Salingkamedia – Wahana Lingkungan Hidup Indonesia (WALHI) Sumatera Barat menuntut pemerintah segera menutup secara permanen seluruh aktivitas tambang sirtu Gunung Sariak karena memicu kerusakan parah pada Daerah Aliran Sungai (DAS) Kuranji. Organisasi lingkungan ini menilai kegiatan pengerukan pasir dan batu tersebut telah melampaui batas kemampuan lingkungan sehingga menciptakan ancaman bencana ekologis yang nyata bagi penduduk Kota Padang.
Kepala Divisi Penguatan Kelembagaan dan Hukum Lingkungan WALHI Sumbar, Tommy Adam, menyebutkan bahwa banjir bandang di kawasan Kuranji merupakan dampak nyata dari pembiaran kejahatan ekologis. Aktivitas tambang sirtu Gunung Sariak yang berada tepat di jantung hulu sungai merusak sistem serapan air alami di perbukitan Bukit Barisan.
Pengerukan lahan secara masif mengubah bentang alam dan mempercepat aliran air hujan menuju sungai. Kondisi ini membawa material sedimen dalam jumlah besar yang memicu pendangkalan Sungai Batang Kuranji. Akibatnya, warga yang tinggal di wilayah hilir harus menanggung risiko banjir bandang setiap kali hujan lebat turun.
Menanggapi dampak buruk tersebut, Kementerian Lingkungan Hidup (KLH) mengambil tindakan tegas dengan menyegel lima perusahaan tambang di wilayah Sumatera Barat. Perusahaan tersebut meliputi PT Parambahan Jaya Abadi (PJA), PT Dian Darrel Perdana, CV Lita Bakti Utama, CV Jumaidi, dan PT Solid Berkah.
Hasil investigasi KLH menunjukkan bahwa perusahaan-perusahaan ini mengabaikan sistem drainase tambang yang layak dan tidak memiliki kendali erosi yang memadai. Kelalaian ini menyebabkan sedimentasi tinggi yang menyumbat aliran sungai. Selain itu, posisi lubang tambang berada sangat dekat dengan pemukiman warga sehingga membahayakan keselamatan jiwa secara langsung.
WALHI Sumbar menemukan fakta bahwa batas wilayah izin PT PJA hanya berjarak 45 meter dari rumah penduduk. Jarak ini melanggar Peraturan Menteri Lingkungan Hidup Tahun 2014 yang menetapkan batas aman minimal sejauh 500 meter. Pelanggaran ini bukan sekadar masalah administrasi, melainkan ancaman langsung terhadap nyawa masyarakat sekitar.

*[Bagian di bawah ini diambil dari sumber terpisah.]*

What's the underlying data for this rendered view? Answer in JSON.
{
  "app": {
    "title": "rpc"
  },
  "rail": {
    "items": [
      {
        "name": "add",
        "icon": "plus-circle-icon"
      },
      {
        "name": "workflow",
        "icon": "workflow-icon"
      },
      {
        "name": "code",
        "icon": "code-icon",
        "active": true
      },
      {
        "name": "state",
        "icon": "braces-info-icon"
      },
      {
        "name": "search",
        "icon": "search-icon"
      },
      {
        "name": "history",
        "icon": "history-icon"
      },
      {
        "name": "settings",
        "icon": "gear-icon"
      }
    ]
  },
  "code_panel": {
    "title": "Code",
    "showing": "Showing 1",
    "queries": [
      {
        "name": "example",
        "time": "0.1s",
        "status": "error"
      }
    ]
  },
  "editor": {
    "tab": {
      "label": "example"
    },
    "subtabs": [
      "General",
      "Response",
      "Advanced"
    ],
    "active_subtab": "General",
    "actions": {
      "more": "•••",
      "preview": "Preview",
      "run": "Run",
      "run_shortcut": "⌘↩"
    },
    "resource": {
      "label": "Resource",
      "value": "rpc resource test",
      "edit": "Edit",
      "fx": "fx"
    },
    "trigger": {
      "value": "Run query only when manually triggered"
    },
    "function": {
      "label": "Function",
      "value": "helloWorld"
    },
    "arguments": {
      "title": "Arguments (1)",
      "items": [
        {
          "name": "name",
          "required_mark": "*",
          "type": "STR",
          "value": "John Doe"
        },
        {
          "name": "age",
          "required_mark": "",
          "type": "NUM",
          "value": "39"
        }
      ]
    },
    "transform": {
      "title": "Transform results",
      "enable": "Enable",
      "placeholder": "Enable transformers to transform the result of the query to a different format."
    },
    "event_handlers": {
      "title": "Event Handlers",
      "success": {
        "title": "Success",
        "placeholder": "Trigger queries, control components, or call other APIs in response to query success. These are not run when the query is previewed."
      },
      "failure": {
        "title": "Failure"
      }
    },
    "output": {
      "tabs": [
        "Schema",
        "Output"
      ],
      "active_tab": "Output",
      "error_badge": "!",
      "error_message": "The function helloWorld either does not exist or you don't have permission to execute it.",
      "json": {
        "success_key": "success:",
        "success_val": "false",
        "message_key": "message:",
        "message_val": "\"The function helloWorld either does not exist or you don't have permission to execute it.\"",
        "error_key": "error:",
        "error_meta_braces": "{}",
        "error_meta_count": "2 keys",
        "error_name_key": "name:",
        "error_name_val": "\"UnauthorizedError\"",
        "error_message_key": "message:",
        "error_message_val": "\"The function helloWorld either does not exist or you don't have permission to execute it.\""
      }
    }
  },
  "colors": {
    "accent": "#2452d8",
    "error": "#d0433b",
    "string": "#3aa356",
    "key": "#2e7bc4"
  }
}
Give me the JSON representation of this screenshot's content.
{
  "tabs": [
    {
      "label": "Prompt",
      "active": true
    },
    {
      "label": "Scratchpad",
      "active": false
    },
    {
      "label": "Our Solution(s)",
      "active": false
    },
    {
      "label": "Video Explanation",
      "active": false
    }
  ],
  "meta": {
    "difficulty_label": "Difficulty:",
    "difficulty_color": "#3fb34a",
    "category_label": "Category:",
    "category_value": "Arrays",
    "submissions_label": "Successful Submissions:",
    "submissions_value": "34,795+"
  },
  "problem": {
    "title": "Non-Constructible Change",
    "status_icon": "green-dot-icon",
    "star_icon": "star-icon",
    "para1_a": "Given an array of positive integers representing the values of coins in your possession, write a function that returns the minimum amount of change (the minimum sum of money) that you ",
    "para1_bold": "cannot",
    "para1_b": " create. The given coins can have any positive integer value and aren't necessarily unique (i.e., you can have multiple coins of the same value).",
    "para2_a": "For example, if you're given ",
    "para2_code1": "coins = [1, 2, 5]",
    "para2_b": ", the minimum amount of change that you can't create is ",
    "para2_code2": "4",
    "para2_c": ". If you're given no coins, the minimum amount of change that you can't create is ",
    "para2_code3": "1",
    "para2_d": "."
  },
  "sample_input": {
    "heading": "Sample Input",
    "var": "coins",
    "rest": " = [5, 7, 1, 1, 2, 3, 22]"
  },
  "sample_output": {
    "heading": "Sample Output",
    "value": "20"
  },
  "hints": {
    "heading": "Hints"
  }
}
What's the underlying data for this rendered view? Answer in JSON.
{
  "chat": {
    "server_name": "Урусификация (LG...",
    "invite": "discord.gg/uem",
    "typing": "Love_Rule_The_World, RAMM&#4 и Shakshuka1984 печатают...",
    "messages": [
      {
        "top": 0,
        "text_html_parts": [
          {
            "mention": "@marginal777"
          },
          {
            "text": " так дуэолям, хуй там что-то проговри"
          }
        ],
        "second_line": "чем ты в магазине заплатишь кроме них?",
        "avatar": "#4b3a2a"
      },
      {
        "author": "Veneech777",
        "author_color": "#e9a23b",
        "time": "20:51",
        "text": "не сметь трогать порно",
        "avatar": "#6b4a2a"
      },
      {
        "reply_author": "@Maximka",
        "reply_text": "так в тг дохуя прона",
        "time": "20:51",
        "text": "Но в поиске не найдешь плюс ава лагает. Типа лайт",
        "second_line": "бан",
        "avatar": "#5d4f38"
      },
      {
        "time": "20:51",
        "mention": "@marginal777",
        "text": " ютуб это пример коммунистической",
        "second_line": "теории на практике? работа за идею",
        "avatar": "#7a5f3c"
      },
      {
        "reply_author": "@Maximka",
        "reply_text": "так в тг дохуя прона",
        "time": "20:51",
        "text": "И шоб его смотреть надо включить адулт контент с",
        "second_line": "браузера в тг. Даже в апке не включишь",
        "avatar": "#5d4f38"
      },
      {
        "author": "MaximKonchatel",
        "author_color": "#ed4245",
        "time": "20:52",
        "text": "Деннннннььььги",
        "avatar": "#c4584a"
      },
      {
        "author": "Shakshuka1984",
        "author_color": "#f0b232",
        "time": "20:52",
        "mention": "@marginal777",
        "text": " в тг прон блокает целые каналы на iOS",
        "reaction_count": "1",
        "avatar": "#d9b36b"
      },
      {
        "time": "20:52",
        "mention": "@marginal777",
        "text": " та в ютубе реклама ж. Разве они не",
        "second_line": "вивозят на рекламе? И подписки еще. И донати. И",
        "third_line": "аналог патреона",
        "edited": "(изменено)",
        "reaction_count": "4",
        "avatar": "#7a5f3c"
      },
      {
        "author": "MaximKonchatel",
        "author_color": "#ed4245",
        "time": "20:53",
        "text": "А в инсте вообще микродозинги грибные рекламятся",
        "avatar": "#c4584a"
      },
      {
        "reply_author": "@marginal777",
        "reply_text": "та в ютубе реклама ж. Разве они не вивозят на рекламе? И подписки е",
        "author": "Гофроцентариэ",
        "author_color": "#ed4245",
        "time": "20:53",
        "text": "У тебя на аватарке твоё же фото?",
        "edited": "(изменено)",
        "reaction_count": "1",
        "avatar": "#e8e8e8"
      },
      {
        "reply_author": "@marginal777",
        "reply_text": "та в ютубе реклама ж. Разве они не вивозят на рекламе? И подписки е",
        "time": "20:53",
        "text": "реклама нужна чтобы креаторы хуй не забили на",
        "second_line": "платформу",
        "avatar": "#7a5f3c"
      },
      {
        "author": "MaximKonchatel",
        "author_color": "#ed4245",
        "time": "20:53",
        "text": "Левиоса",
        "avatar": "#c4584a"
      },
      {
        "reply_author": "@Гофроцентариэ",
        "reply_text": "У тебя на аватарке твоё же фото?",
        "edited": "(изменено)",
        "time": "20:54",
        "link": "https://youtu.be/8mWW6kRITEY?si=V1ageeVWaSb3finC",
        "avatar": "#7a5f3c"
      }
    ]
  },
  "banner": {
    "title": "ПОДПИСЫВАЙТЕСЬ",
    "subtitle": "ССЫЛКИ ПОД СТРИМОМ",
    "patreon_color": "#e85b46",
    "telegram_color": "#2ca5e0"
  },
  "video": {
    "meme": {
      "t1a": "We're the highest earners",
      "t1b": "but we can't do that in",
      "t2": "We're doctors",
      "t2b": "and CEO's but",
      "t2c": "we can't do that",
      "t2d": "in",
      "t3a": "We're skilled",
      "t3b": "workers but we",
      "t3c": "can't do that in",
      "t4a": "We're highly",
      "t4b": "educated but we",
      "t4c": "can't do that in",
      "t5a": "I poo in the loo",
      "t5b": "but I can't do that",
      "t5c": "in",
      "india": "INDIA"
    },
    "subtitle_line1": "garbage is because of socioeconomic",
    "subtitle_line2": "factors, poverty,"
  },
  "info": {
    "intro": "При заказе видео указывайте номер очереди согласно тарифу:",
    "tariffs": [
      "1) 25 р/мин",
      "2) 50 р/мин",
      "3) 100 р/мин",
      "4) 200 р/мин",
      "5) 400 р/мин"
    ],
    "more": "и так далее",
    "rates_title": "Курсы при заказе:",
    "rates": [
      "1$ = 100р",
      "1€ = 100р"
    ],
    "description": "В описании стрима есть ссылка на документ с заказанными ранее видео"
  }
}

Selain masalah jarak, operasional tambang sirtu Gunung Sariak juga menabrak Rencana Detail Tata Ruang (RDTR) Kota Padang tahun 2023. Sebagian area tambang justru masuk ke dalam zona pertanian hortikultura. Praktik ini melanggar Undang-Undang Nomor 26 Tahun 2007 tentang Penataan Ruang dan mengancam ketahanan pangan lokal di daerah tersebut.
Berdasarkan pantauan citra satelit tahun 2025, perusahaan membuka hampir seluruh wilayah izin tambang secara serampangan tanpa melakukan reklamasi progresif. Metode ini menyalahi prinsip penambangan yang baik sesuai aturan Kementerian ESDM.
Catatan hukum juga menunjukkan Polresta Padang pernah menangkap pihak PT Parambahan Jaya Abadi pada Desember 2024 terkait dugaan pelanggaran UU Minerba. Lemahnya pengawasan membuat industri ekstraktif ini terus beroperasi meski berada di kawasan rawan bencana.
WALHI Sumbar menegaskan bahwa pemulihan DAS Kuranji adalah harga mati. Jika pemerintah tidak segera menghentikan tambang sirtu Gunung Sariak, Kota Padang akan menghadapi krisis air bersih, longsor, dan banjir bandang yang jauh lebih besar di masa depan.